Infatti, quando diede ordine a Mosè di costruire il tabernacolo con preziosissimo materiale, di erigere l'altare, di preparare le vesti, di modellare i vasi con il contributo in danaro di tutti i figli d'Israele, Dio stesso disse e ordinò: "Consegna il danaro raccolto fra i figli d'Israele per costruire il tabernacolo della testimonianza, perché sia il loro ricordo al cospetto del Signore e sia propizio alle loro anime".
Da questa tanto eccelsa e salutare promessa di Dio stesso chi non sarà fortemente sospinto ad elargire il suo danaro, secondo le sue capacità, per un'opera di Dio, in modo che sia "testimonianza al cospetto di Dio e sia propizio all'anima sua?
Certo quel santissimo condottiero del popolo d'Israele accolse nell'animo una grande gioia quando udì gli addetti ai lavori annunciare che "il popolo aveva offerto più di quanto fosse necessario" e fu costretto a respingere il popolo che ancora portava doni "poiché le offerte erano già sufficienti, anzi sovrabbondavano".
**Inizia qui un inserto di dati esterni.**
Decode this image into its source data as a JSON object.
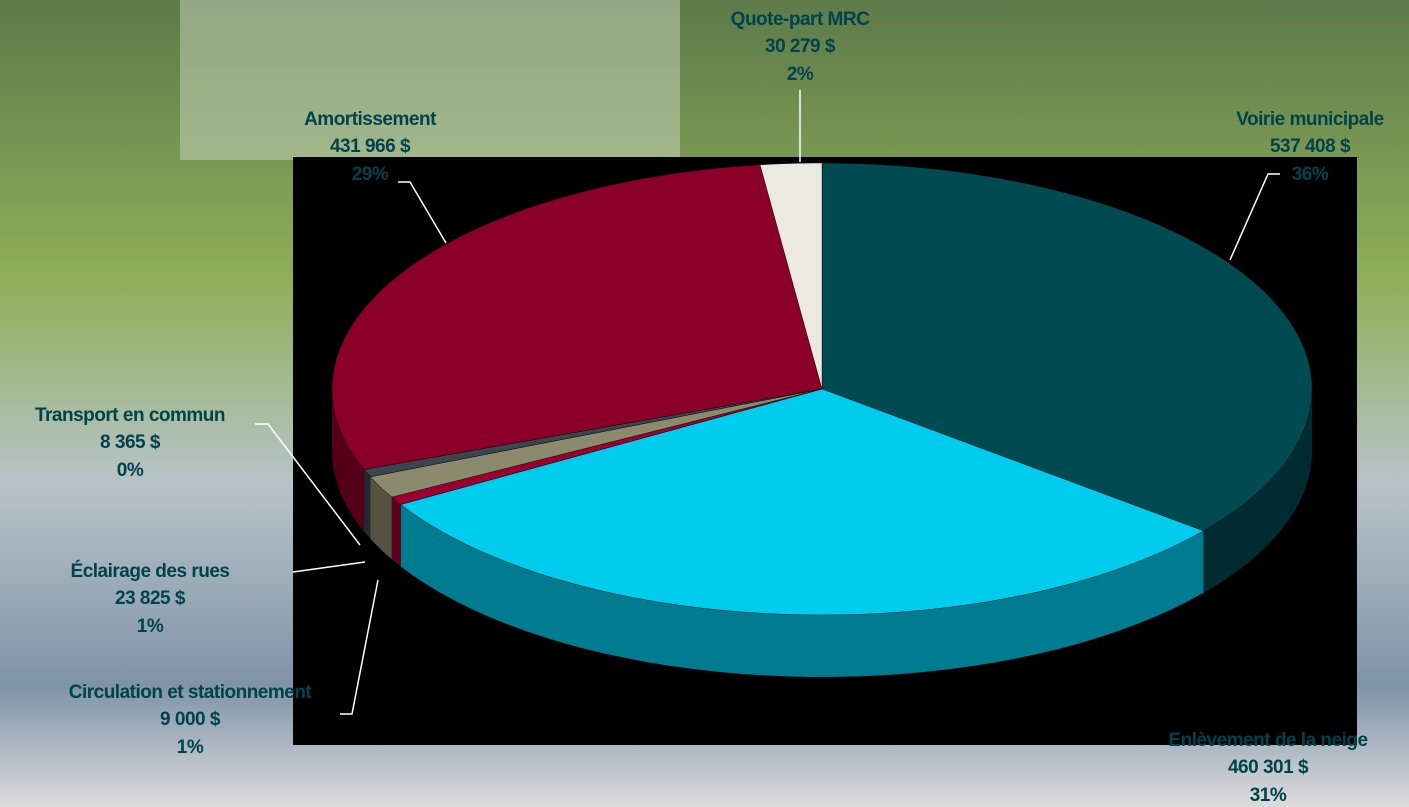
{
  "chart_data": {
    "type": "pie",
    "categories": [
      "Voirie municipale",
      "Enlèvement de la neige",
      "Circulation et stationnement",
      "Éclairage des rues",
      "Transport en commun",
      "Amortissement",
      "Quote-part MRC"
    ],
    "values": [
      537408,
      460301,
      9000,
      23825,
      8365,
      431966,
      30279
    ],
    "value_labels": [
      "537 408  $",
      "460 301  $",
      "9 000  $",
      "23 825  $",
      "8 365  $",
      "431 966  $",
      "30 279  $"
    ],
    "percent_labels": [
      "36%",
      "31%",
      "1%",
      "1%",
      "0%",
      "29%",
      "2%"
    ],
    "colors": [
      "#004a52",
      "#00cdee",
      "#9a0030",
      "#8c8a6c",
      "#3c4450",
      "#8b0028",
      "#ece9e0"
    ]
  }
}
E così il Dio misericordioso voglia consentire al desiderio che con pii e copiosi doni e con le oblazioni dei fedeli, Noi si possa riparare e completare in ogni sua parte quella celeberrima costruzione.
Quanta gratitudine avrà lo stesso Apostolo Paolo per coloro che cercarono di sottrarre all'abbandono, di restituire all'antica maestà e di restaurare con l'arte più splendida quell'insigne basilica dedicata in suo onore e demolita da deplorevole disgrazia!
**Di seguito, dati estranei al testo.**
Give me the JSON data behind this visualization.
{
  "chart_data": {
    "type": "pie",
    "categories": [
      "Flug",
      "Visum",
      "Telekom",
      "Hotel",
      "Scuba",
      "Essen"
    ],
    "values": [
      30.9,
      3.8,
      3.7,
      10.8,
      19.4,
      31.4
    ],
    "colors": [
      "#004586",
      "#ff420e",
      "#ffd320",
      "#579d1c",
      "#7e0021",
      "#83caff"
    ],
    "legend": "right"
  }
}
Pertanto Noi, Venerabili Fratelli, confidiamo pienamente nel Signore, prodigo di misericordia, che tutti i fedeli di Cristo di ogni ordine e condizione, a gloria di Dio e in onore dell'Apostolo Paolo, al massimo grado sospinti dalle vostre esortazioni e più alacremente dediti alla costruzione di un'opera così imponente, in gran parte già condotta innanzi, raccoglieranno tanto copia di oro e di argento che le offerte potranno bastare per condurre a termine quella nobilissima costruzione.
Pertanto sarà compito, Venerabili Fratelli, raccogliere il danaro offerto dai fedeli e mandarlo a Noi, e con ogni impegno e sforzo ornare il santissimo sepolcro dell'Apostolo Paolo sempre celebrato con somma venerazione da tutto il mondo cattolico e dall'affollato concorso di tutti i cristiani, in modo che, sempre più sorretti dal patrocinio apostolico, possiate reggere e proteggere le pecore di Cristo a voi affidate in questi tempi sciagurati, tenerle lontane dai pascoli avvelenati e condurli a quelli salutari.
Forti di questa speranza, invocando ogni più fausto e lieto dono del Padre delle misericordie e Dio di ogni consolazione, con animo amoroso impartiamo a voi e al gregge affidato alle vostre cure l'Apostolica Benedizione.
Dato a Roma, presso San Pietro, il 21 dicembre 1840, nel decimo anno del Nostro Pontificato.